The phrase became a cultural phenomenon after the 2003 country song by Alan Jackson and Jimmy Buffett. It spent 8 weeks at #1 on the Billboard country chart. The logic: at any given moment, it's 5 PM in some time zone, so it's always acceptable to have a drink.
Many Japanese municipalities play a musical broadcast (goji no chaimu) over public loudspeakers at 5 PM, originally to signal children to come home before dark. The melody varies by city and season.
Fun facts
- •"It's Five O'Clock Somewhere" by Alan Jackson and Jimmy Buffett spent 8 weeks at #1 on the Billboard Hot Country Songs chart in 2003. The song's premise is simple: somewhere in the world, it's 5 PM, so it's acceptable to start drinking.
- •In Japan, many municipalities play a 5 PM chime (goji no chaimu) over public loudspeakers. The melody varies by city and season, but the purpose is consistent: tell children it's time to head home.

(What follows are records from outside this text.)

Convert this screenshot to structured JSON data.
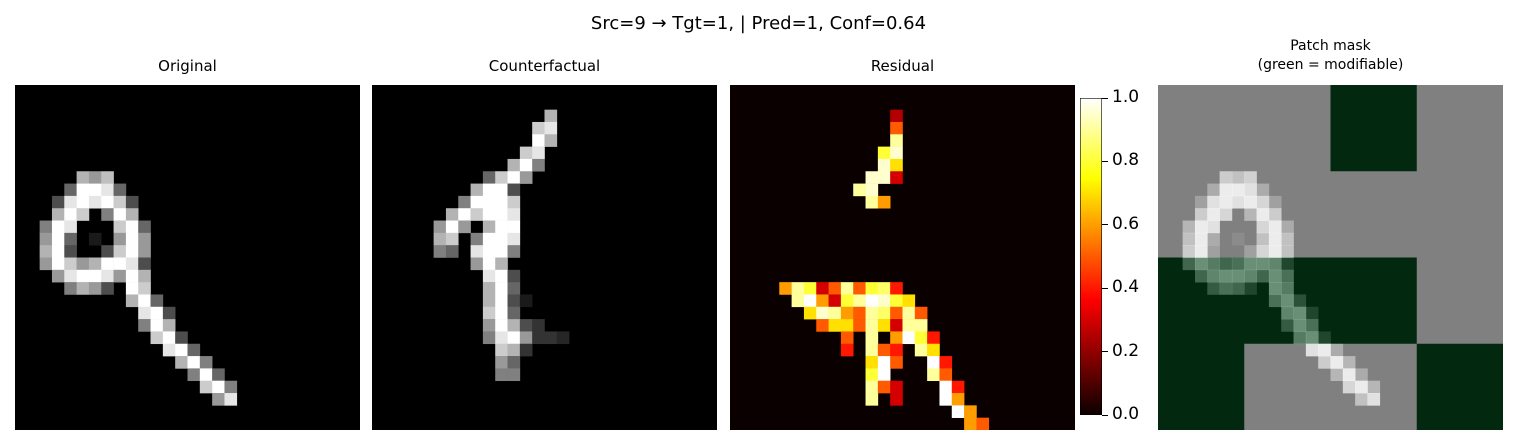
{
  "figure": {
    "suptitle": "Src=9 → Tgt=1, | Pred=1, Conf=0.64"
  },
  "panels": [
    {
      "id": "original",
      "title_lines": [
        "Original"
      ]
    },
    {
      "id": "counterfactual",
      "title_lines": [
        "Counterfactual"
      ]
    },
    {
      "id": "residual",
      "title_lines": [
        "Residual"
      ]
    },
    {
      "id": "mask",
      "title_lines": [
        "Patch mask",
        "(green = modifiable)"
      ]
    }
  ],
  "colorbar": {
    "cmap": "hot",
    "ticks": [
      "0.0",
      "0.2",
      "0.4",
      "0.6",
      "0.8",
      "1.0"
    ],
    "vmin": 0.0,
    "vmax": 1.0
  },
  "chart_data": {
    "type": "heatmap",
    "grid": [
      28,
      28
    ],
    "original": [
      [
        12,
        8,
        0.7
      ],
      [
        12,
        9,
        0.6
      ],
      [
        12,
        10,
        0.75
      ],
      [
        13,
        7,
        0.4
      ],
      [
        13,
        8,
        1
      ],
      [
        13,
        9,
        1
      ],
      [
        13,
        10,
        0.9
      ],
      [
        13,
        11,
        0.4
      ],
      [
        14,
        6,
        0.3
      ],
      [
        14,
        7,
        0.9
      ],
      [
        14,
        8,
        1
      ],
      [
        14,
        9,
        0.9
      ],
      [
        14,
        10,
        1
      ],
      [
        14,
        11,
        0.8
      ],
      [
        14,
        12,
        0.3
      ],
      [
        15,
        6,
        0.7
      ],
      [
        15,
        7,
        1
      ],
      [
        15,
        8,
        0.8
      ],
      [
        15,
        10,
        0.5
      ],
      [
        15,
        11,
        1
      ],
      [
        15,
        12,
        0.7
      ],
      [
        16,
        5,
        0.5
      ],
      [
        16,
        6,
        1
      ],
      [
        16,
        7,
        0.9
      ],
      [
        16,
        11,
        0.8
      ],
      [
        16,
        12,
        1
      ],
      [
        16,
        13,
        0.4
      ],
      [
        17,
        5,
        0.6
      ],
      [
        17,
        6,
        1
      ],
      [
        17,
        7,
        0.4
      ],
      [
        17,
        9,
        0.1
      ],
      [
        17,
        11,
        0.6
      ],
      [
        17,
        12,
        1
      ],
      [
        17,
        13,
        0.6
      ],
      [
        18,
        5,
        0.7
      ],
      [
        18,
        6,
        1
      ],
      [
        18,
        7,
        0.3
      ],
      [
        18,
        10,
        0.3
      ],
      [
        18,
        11,
        0.8
      ],
      [
        18,
        12,
        1
      ],
      [
        18,
        13,
        0.6
      ],
      [
        19,
        5,
        0.6
      ],
      [
        19,
        6,
        1
      ],
      [
        19,
        7,
        0.8
      ],
      [
        19,
        8,
        0.6
      ],
      [
        19,
        9,
        0.7
      ],
      [
        19,
        10,
        1
      ],
      [
        19,
        11,
        1
      ],
      [
        19,
        12,
        0.9
      ],
      [
        19,
        13,
        0.3
      ],
      [
        20,
        6,
        0.6
      ],
      [
        20,
        7,
        0.9
      ],
      [
        20,
        8,
        1
      ],
      [
        20,
        9,
        1
      ],
      [
        20,
        10,
        0.9
      ],
      [
        20,
        11,
        0.6
      ],
      [
        20,
        12,
        1
      ],
      [
        20,
        13,
        0.7
      ],
      [
        21,
        7,
        0.5
      ],
      [
        21,
        8,
        0.7
      ],
      [
        21,
        9,
        0.6
      ],
      [
        21,
        10,
        0.3
      ],
      [
        21,
        12,
        1
      ],
      [
        21,
        13,
        0.8
      ],
      [
        22,
        12,
        0.7
      ],
      [
        22,
        13,
        1
      ],
      [
        22,
        14,
        0.4
      ],
      [
        23,
        13,
        0.9
      ],
      [
        23,
        14,
        1
      ],
      [
        23,
        15,
        0.3
      ],
      [
        24,
        13,
        0.5
      ],
      [
        24,
        14,
        1
      ],
      [
        24,
        15,
        0.7
      ],
      [
        25,
        14,
        0.8
      ],
      [
        25,
        15,
        1
      ],
      [
        25,
        16,
        0.3
      ],
      [
        26,
        15,
        0.9
      ],
      [
        26,
        16,
        1
      ],
      [
        26,
        17,
        0.4
      ],
      [
        27,
        16,
        0.7
      ],
      [
        27,
        17,
        1
      ],
      [
        27,
        18,
        0.5
      ],
      [
        28,
        17,
        0.5
      ],
      [
        28,
        18,
        1
      ],
      [
        28,
        19,
        0.4
      ],
      [
        29,
        18,
        0.8
      ],
      [
        29,
        19,
        1
      ],
      [
        29,
        20,
        0.5
      ],
      [
        30,
        19,
        0.6
      ],
      [
        30,
        20,
        0.9
      ]
    ],
    "counterfactual": [
      [
        7,
        17,
        0.7
      ],
      [
        8,
        16,
        0.8
      ],
      [
        8,
        17,
        0.9
      ],
      [
        9,
        16,
        1
      ],
      [
        9,
        17,
        0.7
      ],
      [
        10,
        15,
        0.8
      ],
      [
        10,
        16,
        0.9
      ],
      [
        11,
        14,
        0.7
      ],
      [
        11,
        15,
        1
      ],
      [
        11,
        16,
        0.5
      ],
      [
        12,
        12,
        0.4
      ],
      [
        12,
        13,
        0.8
      ],
      [
        12,
        14,
        1
      ],
      [
        12,
        15,
        0.6
      ],
      [
        13,
        11,
        0.7
      ],
      [
        13,
        12,
        1
      ],
      [
        13,
        13,
        1
      ],
      [
        13,
        14,
        0.3
      ],
      [
        14,
        10,
        0.5
      ],
      [
        14,
        11,
        1
      ],
      [
        14,
        12,
        1
      ],
      [
        14,
        13,
        1
      ],
      [
        14,
        14,
        0.8
      ],
      [
        15,
        9,
        0.7
      ],
      [
        15,
        10,
        1
      ],
      [
        15,
        11,
        0.8
      ],
      [
        15,
        12,
        1
      ],
      [
        15,
        13,
        1
      ],
      [
        15,
        14,
        0.9
      ],
      [
        16,
        8,
        0.6
      ],
      [
        16,
        9,
        1
      ],
      [
        16,
        10,
        0.6
      ],
      [
        16,
        12,
        0.7
      ],
      [
        16,
        13,
        1
      ],
      [
        16,
        14,
        1
      ],
      [
        17,
        8,
        0.7
      ],
      [
        17,
        9,
        0.8
      ],
      [
        17,
        11,
        0.5
      ],
      [
        17,
        12,
        1
      ],
      [
        17,
        13,
        1
      ],
      [
        17,
        14,
        0.9
      ],
      [
        18,
        8,
        0.5
      ],
      [
        18,
        9,
        0.4
      ],
      [
        18,
        11,
        0.9
      ],
      [
        18,
        12,
        1
      ],
      [
        18,
        13,
        1
      ],
      [
        18,
        14,
        0.5
      ],
      [
        19,
        11,
        0.6
      ],
      [
        19,
        12,
        1
      ],
      [
        19,
        13,
        0.7
      ],
      [
        20,
        12,
        0.9
      ],
      [
        20,
        13,
        1
      ],
      [
        20,
        14,
        0.3
      ],
      [
        21,
        12,
        0.7
      ],
      [
        21,
        13,
        1
      ],
      [
        21,
        14,
        0.4
      ],
      [
        22,
        12,
        0.7
      ],
      [
        22,
        13,
        1
      ],
      [
        22,
        14,
        0.3
      ],
      [
        22,
        15,
        0.1
      ],
      [
        23,
        12,
        0.8
      ],
      [
        23,
        13,
        1
      ],
      [
        23,
        14,
        0.4
      ],
      [
        24,
        12,
        0.6
      ],
      [
        24,
        13,
        1
      ],
      [
        24,
        14,
        0.7
      ],
      [
        24,
        15,
        0.3
      ],
      [
        24,
        16,
        0.2
      ],
      [
        25,
        12,
        0.5
      ],
      [
        25,
        13,
        0.9
      ],
      [
        25,
        14,
        1
      ],
      [
        25,
        15,
        0.6
      ],
      [
        25,
        16,
        0.2
      ],
      [
        25,
        17,
        0.2
      ],
      [
        25,
        18,
        0.15
      ],
      [
        26,
        13,
        0.8
      ],
      [
        26,
        14,
        0.7
      ],
      [
        26,
        15,
        0.2
      ],
      [
        27,
        13,
        0.6
      ],
      [
        27,
        14,
        0.4
      ],
      [
        28,
        13,
        0.5
      ],
      [
        28,
        14,
        0.5
      ]
    ],
    "residual": [
      [
        7,
        16,
        0.25
      ],
      [
        8,
        16,
        0.5
      ],
      [
        9,
        16,
        0.9
      ],
      [
        10,
        15,
        0.8
      ],
      [
        10,
        16,
        0.95
      ],
      [
        11,
        15,
        0.95
      ],
      [
        11,
        16,
        0.7
      ],
      [
        12,
        14,
        0.95
      ],
      [
        12,
        15,
        0.95
      ],
      [
        12,
        16,
        0.3
      ],
      [
        13,
        13,
        0.9
      ],
      [
        13,
        14,
        0.95
      ],
      [
        14,
        14,
        0.9
      ],
      [
        14,
        15,
        0.6
      ],
      [
        21,
        7,
        0.6
      ],
      [
        21,
        8,
        0.9
      ],
      [
        21,
        9,
        0.8
      ],
      [
        21,
        10,
        0.3
      ],
      [
        21,
        11,
        0.5
      ],
      [
        21,
        12,
        0.9
      ],
      [
        21,
        13,
        0.5
      ],
      [
        21,
        14,
        0.8
      ],
      [
        21,
        15,
        0.85
      ],
      [
        21,
        16,
        0.4
      ],
      [
        22,
        8,
        0.9
      ],
      [
        22,
        9,
        1
      ],
      [
        22,
        10,
        0.6
      ],
      [
        22,
        11,
        0.3
      ],
      [
        22,
        12,
        0.8
      ],
      [
        22,
        13,
        0.9
      ],
      [
        22,
        14,
        1
      ],
      [
        22,
        15,
        0.95
      ],
      [
        22,
        16,
        0.8
      ],
      [
        22,
        17,
        0.7
      ],
      [
        23,
        9,
        0.7
      ],
      [
        23,
        10,
        0.95
      ],
      [
        23,
        11,
        0.9
      ],
      [
        23,
        12,
        0.6
      ],
      [
        23,
        13,
        0.5
      ],
      [
        23,
        14,
        0.9
      ],
      [
        23,
        15,
        0.85
      ],
      [
        23,
        16,
        0.5
      ],
      [
        23,
        17,
        0.9
      ],
      [
        23,
        18,
        0.5
      ],
      [
        24,
        10,
        0.5
      ],
      [
        24,
        11,
        0.7
      ],
      [
        24,
        12,
        0.7
      ],
      [
        24,
        13,
        0.5
      ],
      [
        24,
        14,
        0.9
      ],
      [
        24,
        15,
        0.7
      ],
      [
        24,
        16,
        0.3
      ],
      [
        24,
        17,
        0.9
      ],
      [
        24,
        18,
        0.9
      ],
      [
        25,
        12,
        0.5
      ],
      [
        25,
        14,
        0.9
      ],
      [
        25,
        16,
        0.6
      ],
      [
        25,
        17,
        1
      ],
      [
        25,
        18,
        0.8
      ],
      [
        25,
        19,
        0.4
      ],
      [
        26,
        12,
        0.4
      ],
      [
        26,
        14,
        0.9
      ],
      [
        26,
        15,
        0.5
      ],
      [
        26,
        16,
        0.4
      ],
      [
        26,
        18,
        0.9
      ],
      [
        26,
        19,
        0.7
      ],
      [
        27,
        14,
        0.7
      ],
      [
        27,
        15,
        1
      ],
      [
        27,
        16,
        0.5
      ],
      [
        27,
        19,
        1
      ],
      [
        27,
        20,
        0.4
      ],
      [
        28,
        14,
        0.8
      ],
      [
        28,
        15,
        1
      ],
      [
        28,
        19,
        0.9
      ],
      [
        28,
        20,
        0.5
      ],
      [
        29,
        14,
        0.9
      ],
      [
        29,
        15,
        0.5
      ],
      [
        29,
        16,
        0.3
      ],
      [
        29,
        20,
        1
      ],
      [
        29,
        21,
        0.4
      ],
      [
        30,
        14,
        0.9
      ],
      [
        30,
        16,
        0.3
      ],
      [
        30,
        20,
        1
      ],
      [
        30,
        21,
        0.6
      ],
      [
        31,
        21,
        1
      ],
      [
        31,
        22,
        0.6
      ],
      [
        32,
        22,
        0.6
      ],
      [
        32,
        23,
        0.5
      ]
    ],
    "mask_layout": [
      [
        "gray",
        "gray",
        "green",
        "gray"
      ],
      [
        "gray",
        "gray",
        "gray",
        "gray"
      ],
      [
        "green",
        "green",
        "green",
        "gray"
      ],
      [
        "green",
        "gray",
        "gray",
        "green"
      ]
    ],
    "mask_colors": {
      "gray": "#808080",
      "green": "#02280f"
    }
  }
}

- •The 8-hour workday (9 to 5) was championed by Robert Owen in 1817 and eventually became law in most countries. Five o'clock as quitting time is a direct product of this labor movement victory.
- •The phrase "happy hour" for discounted drinks originated in the United States Navy in the 1920s, where it referred to a scheduled period of entertainment on ships. It migrated to bars in the 1960s, settling around the 5-7 PM window.
- •🕔 sits fifth in the keyboard order of clock emojis on most platforms. Its usage is slightly higher than clocks 6 through 11, likely because people sometimes specifically choose it for its quitting-time association.